For People Who Saw Return of the Jedi in Theaters in 1983
I rewatched Carrie Fisher's interview on the Late Show with Stephen Colbert in late November. At one point during the extended interview, Ms. Fisher pauses, hands her head, hides her face, and says that writing her latest book was too hard on her. I recall feeling when I originally watched this interview being disturbed by what seemed an absolutely candid admission.
Carrie Fisher was honest about her life in ways few people, so famous or not, are. In the past few days, I've found more articles online than I thought ever existed about her first appearance in The Return of the Jedi. I saw the movie many times in the theater it was showing but couldn't get over a severe disappointment with the movie that I attributed at first to its concentration on action/adventure rather than on character. The Empire Strikes Back is one of the most intense--if not *the* most intense--character-driven film(s) of its genre.
I took someone with me, not a Star Wars fan, to see ROTJ the second time I saw it. Then I realized how appalled and embarrassed I was by the ballsy heroine's transformation into a sex slave. The person with me turned and stared at me, not whispering anything. But the look was, "Wow, did this director *ever* put his heroine 'in her place.'"

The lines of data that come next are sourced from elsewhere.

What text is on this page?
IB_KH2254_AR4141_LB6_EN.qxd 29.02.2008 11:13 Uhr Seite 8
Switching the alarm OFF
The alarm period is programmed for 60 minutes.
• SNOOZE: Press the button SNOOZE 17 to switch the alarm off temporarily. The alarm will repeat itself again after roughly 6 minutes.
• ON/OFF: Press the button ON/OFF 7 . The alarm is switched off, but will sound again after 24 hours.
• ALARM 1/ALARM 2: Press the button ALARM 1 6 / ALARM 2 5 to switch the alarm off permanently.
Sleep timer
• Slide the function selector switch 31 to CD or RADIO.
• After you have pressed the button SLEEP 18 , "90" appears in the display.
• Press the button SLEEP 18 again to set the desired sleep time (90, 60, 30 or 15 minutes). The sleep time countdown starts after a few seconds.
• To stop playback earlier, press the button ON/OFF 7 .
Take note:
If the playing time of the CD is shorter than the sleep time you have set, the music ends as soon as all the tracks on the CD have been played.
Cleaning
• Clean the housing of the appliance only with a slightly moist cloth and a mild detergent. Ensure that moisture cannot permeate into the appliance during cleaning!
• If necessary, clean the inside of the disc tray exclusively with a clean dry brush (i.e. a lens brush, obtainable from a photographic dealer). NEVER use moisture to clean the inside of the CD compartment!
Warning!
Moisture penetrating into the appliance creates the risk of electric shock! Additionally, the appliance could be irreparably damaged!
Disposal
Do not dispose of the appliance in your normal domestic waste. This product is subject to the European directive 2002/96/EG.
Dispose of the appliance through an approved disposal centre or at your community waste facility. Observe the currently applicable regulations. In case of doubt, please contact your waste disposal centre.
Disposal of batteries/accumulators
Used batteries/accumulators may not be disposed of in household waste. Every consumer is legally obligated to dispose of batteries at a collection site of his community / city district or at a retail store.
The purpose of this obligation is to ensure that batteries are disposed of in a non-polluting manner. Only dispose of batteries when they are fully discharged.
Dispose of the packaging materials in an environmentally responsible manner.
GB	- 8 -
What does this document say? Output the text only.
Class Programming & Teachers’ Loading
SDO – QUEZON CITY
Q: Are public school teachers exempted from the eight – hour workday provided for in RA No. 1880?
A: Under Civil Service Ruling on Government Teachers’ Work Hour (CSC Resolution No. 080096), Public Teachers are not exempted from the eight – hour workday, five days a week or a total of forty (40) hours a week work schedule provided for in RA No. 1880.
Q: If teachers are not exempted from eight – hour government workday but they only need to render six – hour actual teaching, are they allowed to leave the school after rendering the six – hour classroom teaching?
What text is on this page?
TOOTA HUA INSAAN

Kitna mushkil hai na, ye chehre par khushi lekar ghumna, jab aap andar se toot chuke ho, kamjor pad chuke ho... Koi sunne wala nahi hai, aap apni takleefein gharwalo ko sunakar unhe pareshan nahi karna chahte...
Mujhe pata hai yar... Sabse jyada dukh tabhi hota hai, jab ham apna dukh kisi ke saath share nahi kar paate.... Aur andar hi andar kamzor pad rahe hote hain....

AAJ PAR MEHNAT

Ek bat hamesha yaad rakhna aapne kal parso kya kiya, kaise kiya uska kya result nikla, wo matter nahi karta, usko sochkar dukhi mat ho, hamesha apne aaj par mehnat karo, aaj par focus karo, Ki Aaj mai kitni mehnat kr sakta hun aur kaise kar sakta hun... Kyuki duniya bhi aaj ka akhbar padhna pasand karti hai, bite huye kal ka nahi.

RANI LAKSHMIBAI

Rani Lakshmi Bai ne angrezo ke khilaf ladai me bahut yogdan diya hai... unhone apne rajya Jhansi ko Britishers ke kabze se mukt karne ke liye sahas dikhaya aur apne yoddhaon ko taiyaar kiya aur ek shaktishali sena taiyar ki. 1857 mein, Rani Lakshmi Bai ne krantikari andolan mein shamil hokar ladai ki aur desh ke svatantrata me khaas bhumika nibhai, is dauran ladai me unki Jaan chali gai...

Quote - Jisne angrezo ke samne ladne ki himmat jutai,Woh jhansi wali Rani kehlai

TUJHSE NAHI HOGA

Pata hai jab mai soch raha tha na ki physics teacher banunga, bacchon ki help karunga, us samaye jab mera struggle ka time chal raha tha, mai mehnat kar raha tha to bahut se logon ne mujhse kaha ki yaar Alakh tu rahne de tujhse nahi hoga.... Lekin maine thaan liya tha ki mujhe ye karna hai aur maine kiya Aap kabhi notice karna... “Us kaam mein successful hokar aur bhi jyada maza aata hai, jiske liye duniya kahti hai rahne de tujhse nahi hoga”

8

I agreed. I lost interest in Star Wars after this film because I thought it pandered to all sorts of impulses that would never have gotten its creator interviewed on PBS by (of all people) Joseph Campbell, had the first two installments been anything like the last. I never forgot the way Carrie Fisher's character was objectified. And say what you will, there was absolutely no reason for it.
When Ms. Fisher became known for other things in the years following, I asked myself if the way George Lucas turned her iconic character into a sex object played any part in her troubles. I think I've gotten an answer, watching the videos and reading the articles available online about this very sordid subject.
So I'm posting to ask if any other fans who saw the original trilogy in theaters in the late 70's and early 80's was offended or even deeply offended by what Lucas did to the Princess.
God bless Ms. Fisher. Brilliant woman.